Bradley Campbell and Jason Manning: "The End of Academe: Free Speech and the Silencing of Dissent"

   In July of 2015, The Chronicle published our essay suggesting that some of the manifestations of a new moral culture emerging at colleges in this country were incompatible with the traditional academic mission. Since then, it has become clear that this is so. In the last few years, activist students and faculty, sometimes with the support of administrators, have increasingly attacked the ideals of free speech.
   The new activist culture calls for colleges to confront the small, perhaps unintended slights known as microaggressions, to provide trigger warnings for course material that might offend or upset, and to become safe spaces where ideas go unchallenged. It is characterized by extreme moral sensitivity, and in this way is similar to honor cultures of the past where men were highly sensitive to insults and responded to perceived slurs against their character with duels and other forms of violence.
   The new culture is less concerned with slights against individual character than with anything perceived as furthering the oppression of victim groups. In either case, though, extreme moral sensitivity presents a problem in an academic environment. As we warned, "Honest inquiry and communication are bound to offend someone," so if colleges are to be places of inquiry and communication, "they must have a climate where people are less — not more — prone to outrage than elsewhere."

1 Comments:

Anonymous Anonymous said...

Why aren't you focusing on the real problems students face? You know the ones that happen off campus or we are otherwise unable to impact meaningfully. Why on earth would you think that things that may be happening in your department are where the focus should be?

It is like we cannot focus on two things at the same time.

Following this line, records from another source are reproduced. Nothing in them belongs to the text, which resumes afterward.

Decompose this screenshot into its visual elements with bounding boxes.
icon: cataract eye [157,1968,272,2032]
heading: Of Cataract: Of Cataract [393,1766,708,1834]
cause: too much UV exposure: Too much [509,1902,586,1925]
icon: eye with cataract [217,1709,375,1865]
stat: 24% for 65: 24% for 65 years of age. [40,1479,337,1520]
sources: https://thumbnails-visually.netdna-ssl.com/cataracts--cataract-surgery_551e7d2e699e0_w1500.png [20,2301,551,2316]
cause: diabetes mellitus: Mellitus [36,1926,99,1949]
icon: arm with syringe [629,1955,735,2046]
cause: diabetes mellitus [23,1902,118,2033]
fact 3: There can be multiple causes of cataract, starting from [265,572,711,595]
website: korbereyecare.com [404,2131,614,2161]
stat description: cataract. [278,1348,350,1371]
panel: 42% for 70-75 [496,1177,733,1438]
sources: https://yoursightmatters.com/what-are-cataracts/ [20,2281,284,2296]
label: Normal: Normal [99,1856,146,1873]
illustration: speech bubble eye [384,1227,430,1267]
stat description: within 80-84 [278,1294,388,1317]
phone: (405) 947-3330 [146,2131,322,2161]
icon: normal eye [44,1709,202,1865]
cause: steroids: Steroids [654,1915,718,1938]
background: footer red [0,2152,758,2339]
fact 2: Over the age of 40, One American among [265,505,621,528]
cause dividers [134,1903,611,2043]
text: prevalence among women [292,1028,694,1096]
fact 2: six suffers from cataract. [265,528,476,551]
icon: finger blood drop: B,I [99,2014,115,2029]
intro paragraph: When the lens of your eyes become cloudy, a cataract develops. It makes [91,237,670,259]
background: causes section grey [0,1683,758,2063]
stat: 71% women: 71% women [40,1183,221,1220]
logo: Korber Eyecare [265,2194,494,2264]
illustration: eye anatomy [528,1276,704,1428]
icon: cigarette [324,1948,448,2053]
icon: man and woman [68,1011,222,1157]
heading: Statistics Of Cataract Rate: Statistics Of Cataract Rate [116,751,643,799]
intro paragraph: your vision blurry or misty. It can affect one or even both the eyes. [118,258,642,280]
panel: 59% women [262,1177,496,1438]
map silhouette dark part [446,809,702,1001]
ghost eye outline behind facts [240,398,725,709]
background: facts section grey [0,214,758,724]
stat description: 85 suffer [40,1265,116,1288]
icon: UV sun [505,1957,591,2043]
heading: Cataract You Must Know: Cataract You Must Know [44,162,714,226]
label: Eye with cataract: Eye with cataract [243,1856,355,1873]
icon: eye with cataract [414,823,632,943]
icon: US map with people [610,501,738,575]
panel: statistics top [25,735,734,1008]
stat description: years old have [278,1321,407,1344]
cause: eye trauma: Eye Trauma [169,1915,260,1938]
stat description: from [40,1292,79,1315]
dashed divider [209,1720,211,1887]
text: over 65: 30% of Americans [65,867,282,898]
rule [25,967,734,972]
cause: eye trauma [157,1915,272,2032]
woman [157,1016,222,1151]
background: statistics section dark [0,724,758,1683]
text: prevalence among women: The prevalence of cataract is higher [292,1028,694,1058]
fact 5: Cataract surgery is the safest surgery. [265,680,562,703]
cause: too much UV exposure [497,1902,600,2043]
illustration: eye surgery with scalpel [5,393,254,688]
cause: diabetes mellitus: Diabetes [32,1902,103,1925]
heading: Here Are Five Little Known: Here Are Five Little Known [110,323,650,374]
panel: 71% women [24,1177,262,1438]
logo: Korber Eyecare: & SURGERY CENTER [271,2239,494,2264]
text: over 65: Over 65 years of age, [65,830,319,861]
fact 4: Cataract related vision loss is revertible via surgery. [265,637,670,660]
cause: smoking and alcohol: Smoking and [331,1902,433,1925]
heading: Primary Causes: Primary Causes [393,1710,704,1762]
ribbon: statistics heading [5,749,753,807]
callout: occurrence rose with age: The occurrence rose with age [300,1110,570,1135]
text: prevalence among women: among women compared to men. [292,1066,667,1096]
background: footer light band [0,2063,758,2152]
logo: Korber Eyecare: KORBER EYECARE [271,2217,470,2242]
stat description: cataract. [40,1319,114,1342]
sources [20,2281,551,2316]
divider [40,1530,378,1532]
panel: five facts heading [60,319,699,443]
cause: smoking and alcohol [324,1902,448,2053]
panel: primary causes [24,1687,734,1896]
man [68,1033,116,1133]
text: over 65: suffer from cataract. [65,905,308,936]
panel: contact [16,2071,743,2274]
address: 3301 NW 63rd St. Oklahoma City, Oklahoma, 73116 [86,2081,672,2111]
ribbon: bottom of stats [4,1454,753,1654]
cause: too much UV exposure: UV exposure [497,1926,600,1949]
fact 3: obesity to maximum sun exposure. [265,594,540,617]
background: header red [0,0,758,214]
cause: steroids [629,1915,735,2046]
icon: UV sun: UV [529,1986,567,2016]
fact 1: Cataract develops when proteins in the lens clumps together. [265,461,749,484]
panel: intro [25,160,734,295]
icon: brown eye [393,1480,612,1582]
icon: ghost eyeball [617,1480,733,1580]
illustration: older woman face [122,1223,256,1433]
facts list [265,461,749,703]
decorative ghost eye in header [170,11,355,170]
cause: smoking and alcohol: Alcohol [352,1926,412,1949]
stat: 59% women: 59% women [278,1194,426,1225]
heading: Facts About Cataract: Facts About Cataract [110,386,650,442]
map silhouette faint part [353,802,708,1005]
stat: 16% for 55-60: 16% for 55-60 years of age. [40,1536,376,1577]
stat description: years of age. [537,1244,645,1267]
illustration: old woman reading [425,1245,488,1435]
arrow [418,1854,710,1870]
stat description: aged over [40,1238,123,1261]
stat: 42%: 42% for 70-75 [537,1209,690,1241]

The inability to grasp that while "honor culture" hasn't infected every, or even most campuses, that it has a solid grasp on many of the most prominent programs in the country is indisputable. What happens on those campuses impacts the rest of us, many of the Masters of the Universe go through those programs and their ability to drive change through the culture far exceeds the average graduate of Fresno State or Bowling Green, much less a local community college.